I play active basses, but want to try a Woolley Mammoth. I was checking out the Mastotron layout and it looks like the relax/push knob is just a 100k pot with a 100r resistor.  Can I just throw that pot and resistor in a box with jacks and call it good?  It looks like it doesn't need a power source or anything. Or did I miss something completely?

nocentelli

Woolly mammoth/mastodon is a fuzzface. Some people like a series resistance before the input to soften the distortion, and is known as a Smooth pot in some schematics - it can also somewhat reduce some of the negative effects of having a buffer in front of a fuzzface.A series resistance pot on its own is unlikely to do much for your sound that you can't do with the onboard volume and tone pots.
Quote from: kayceesqueeze on the back and never open it up again

induction

Nocentelli might be right, but I've had great results improving the sound of fuzz faces fed by buffers by putting inline resistance between the two. Much different results than turning down the volume or fuzz controls. But I've never added tone controls to my fuzz faces, so I can't comment about that.
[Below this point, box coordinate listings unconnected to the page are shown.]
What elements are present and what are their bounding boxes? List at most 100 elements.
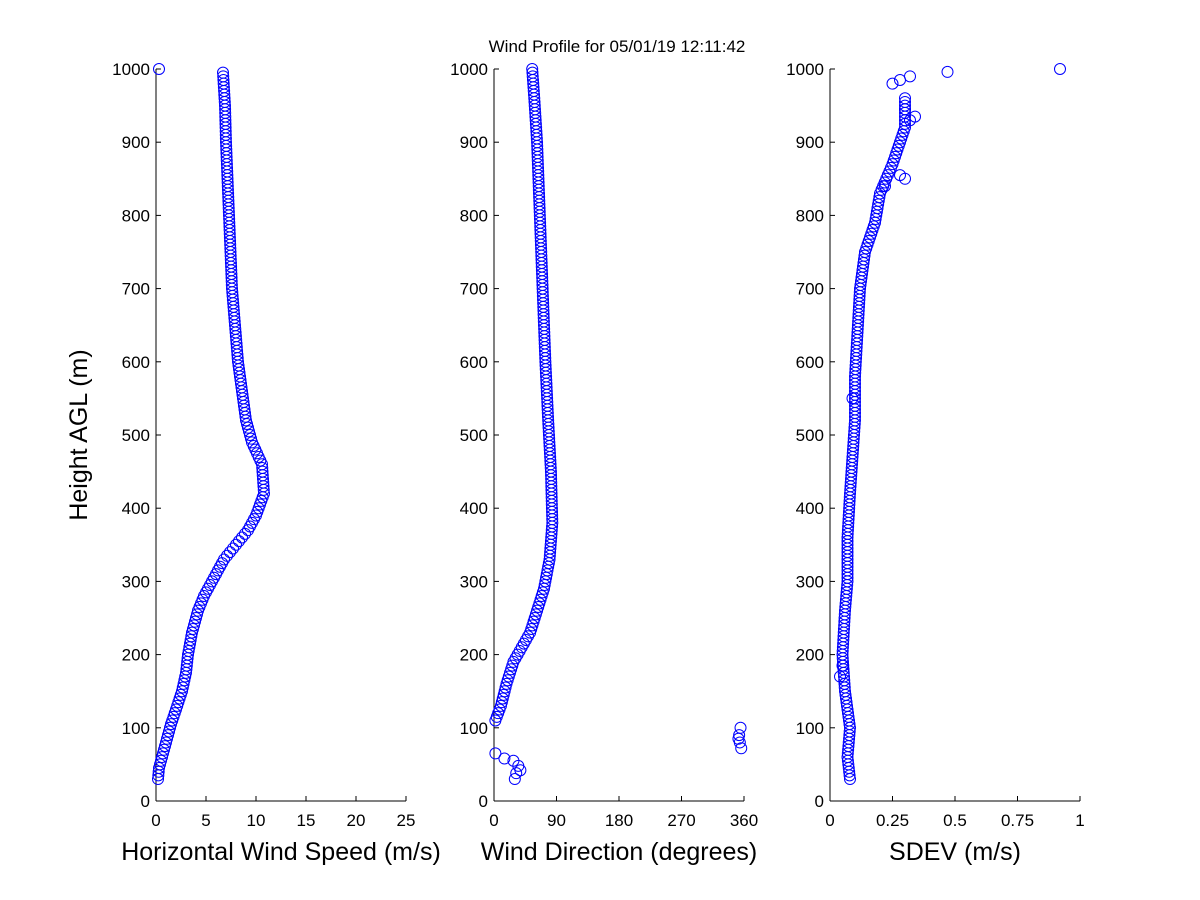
x-tick-label: 0: [151, 811, 160, 830]
x-tick-label: 10: [247, 811, 266, 830]
data-point: [161, 732, 173, 745]
data-point: [872, 194, 885, 207]
data-point: [157, 747, 169, 760]
y-tick-label: 400: [460, 499, 488, 518]
data-point: [735, 742, 748, 755]
data-point: [899, 103, 911, 116]
data-point: [886, 77, 899, 90]
y-tick-label: 600: [122, 353, 150, 372]
data-point: [498, 685, 511, 698]
data-point: [734, 721, 747, 734]
y-tick-label: 700: [122, 280, 150, 299]
data-point: [217, 73, 230, 86]
y-tick-label: 900: [460, 133, 488, 152]
data-point: [526, 70, 539, 83]
data-point: [163, 725, 175, 738]
y-axis-label: Height AGL (m): [65, 349, 93, 520]
data-point: [188, 619, 200, 632]
data-point: [164, 721, 176, 734]
panel-direction: 0 90 180 270 360 0 100 200 300 400 500 600 700 800 900…: [450, 60, 758, 866]
data-point: [495, 696, 508, 709]
data-point: [187, 622, 199, 635]
y-tick-label: 400: [122, 499, 150, 518]
y-tick-label: 600: [460, 353, 488, 372]
data-point: [909, 110, 921, 123]
data-point: [510, 767, 523, 780]
data-point: [494, 699, 507, 712]
data-point: [245, 432, 257, 445]
data-point: [873, 191, 886, 204]
data-point: [224, 546, 236, 559]
data-point: [899, 95, 911, 108]
y-tick-label: 200: [796, 646, 824, 665]
data-point: [153, 63, 165, 75]
y-tick-label: 500: [460, 426, 488, 445]
data-point: [190, 612, 202, 624]
x-tick-label: 1: [1075, 811, 1084, 830]
y-tick-label: 400: [796, 499, 824, 518]
data-point: [217, 70, 230, 83]
data-point: [217, 66, 229, 79]
data-point: [239, 527, 251, 540]
y-tick-label: 1000: [112, 60, 150, 79]
data-point: [256, 461, 269, 474]
data-point: [526, 66, 539, 79]
data-point: [858, 249, 871, 262]
x-tick-label: 90: [547, 811, 566, 830]
data-point: [246, 436, 258, 449]
data-point: [899, 99, 911, 112]
data-point: [241, 418, 253, 431]
y-tick-label: 800: [122, 206, 150, 225]
data-point: [155, 754, 167, 767]
data-point: [732, 732, 745, 745]
data-point: [236, 531, 248, 544]
figure-title: Wind Profile for 05/01/19 12:11:42: [489, 37, 746, 56]
data-point: [879, 180, 891, 193]
data-point: [185, 630, 198, 643]
y-tick-label: 900: [122, 133, 150, 152]
data-point: [489, 747, 502, 760]
panel-speed: 0 5 10 15 20 25 0 100 200 300 400 500 600 700 800 900 10…: [65, 60, 441, 866]
data-point: [244, 429, 256, 441]
data-point: [1054, 63, 1066, 75]
x-tick-label: 0: [489, 811, 498, 830]
y-tick-label: 900: [796, 133, 824, 152]
y-tick-label: 100: [796, 719, 824, 738]
data-point: [846, 392, 859, 405]
data-point: [733, 729, 746, 742]
y-tick-label: 700: [796, 280, 824, 299]
data-point: [941, 65, 954, 78]
data-point: [496, 692, 509, 705]
y-tick-label: 300: [796, 572, 824, 591]
data-point: [233, 535, 245, 548]
data-point: [834, 670, 846, 683]
x-tick-label: 15: [297, 811, 316, 830]
y-tick-label: 800: [460, 206, 488, 225]
data-point: [904, 70, 916, 83]
x-axis-label: Horizontal Wind Speed (m/s): [121, 838, 441, 866]
data-point: [899, 172, 911, 185]
panel-sdev: 0 0.25 0.5 0.75 1 0 100 200 300 400 500 600 700 800 90…: [786, 60, 1085, 866]
data-point: [156, 751, 168, 764]
x-tick-label: 5: [201, 811, 210, 830]
data-point: [498, 752, 511, 765]
y-tick-label: 200: [460, 646, 488, 665]
y-tick-label: 200: [122, 646, 150, 665]
data-point: [508, 773, 521, 786]
data-point: [497, 688, 510, 701]
y-tick-label: 1000: [450, 60, 488, 79]
data-point: [499, 681, 512, 694]
data-point: [158, 743, 170, 756]
y-tick-label: 100: [122, 719, 150, 738]
data-point: [227, 542, 239, 555]
y-tick-label: 800: [796, 206, 824, 225]
y-tick-label: 700: [460, 280, 488, 299]
y-tick-label: 300: [460, 572, 488, 591]
data-point: [191, 608, 203, 621]
x-tick-label: 0: [825, 811, 834, 830]
data-point: [526, 63, 539, 75]
series-sdev: [834, 63, 1066, 786]
data-point: [189, 615, 201, 628]
x-tick-label: 360: [730, 811, 758, 830]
In any case, it's easy to try. Just as you said, put a 100k pot wired as a variable resistor in front of the pedal. No power source required. I'd suggest doing it on a breadboard before you sacrifice a box to it, in case it doesn't do what you want it to.

Mark Hammer

One of the quirks in the Wooly Mammoth that I've played with and rather like is the variable resistance between the emitter of Q2 and base of Q1; what ZVex calls the "Pinch" control.  As you might expect, it interacts with the resistance to ground of the Gain/Wool pot, but it does so in interesting ways.  As that E-to-B resistance decreases, the fuzz is smoother and less aggressive.  Once increased past a certain threshold, the unit becomes glitchy and somewhat gated.

Given your input signal from a bass with active circuitry is likely (though not necessarily) going to be high-amplitude, you might want to consider inserting a smidgen if series resistance with the gain-setting emitter leg to ground, and tailoring back the E-to-B resistance, with a trimmer.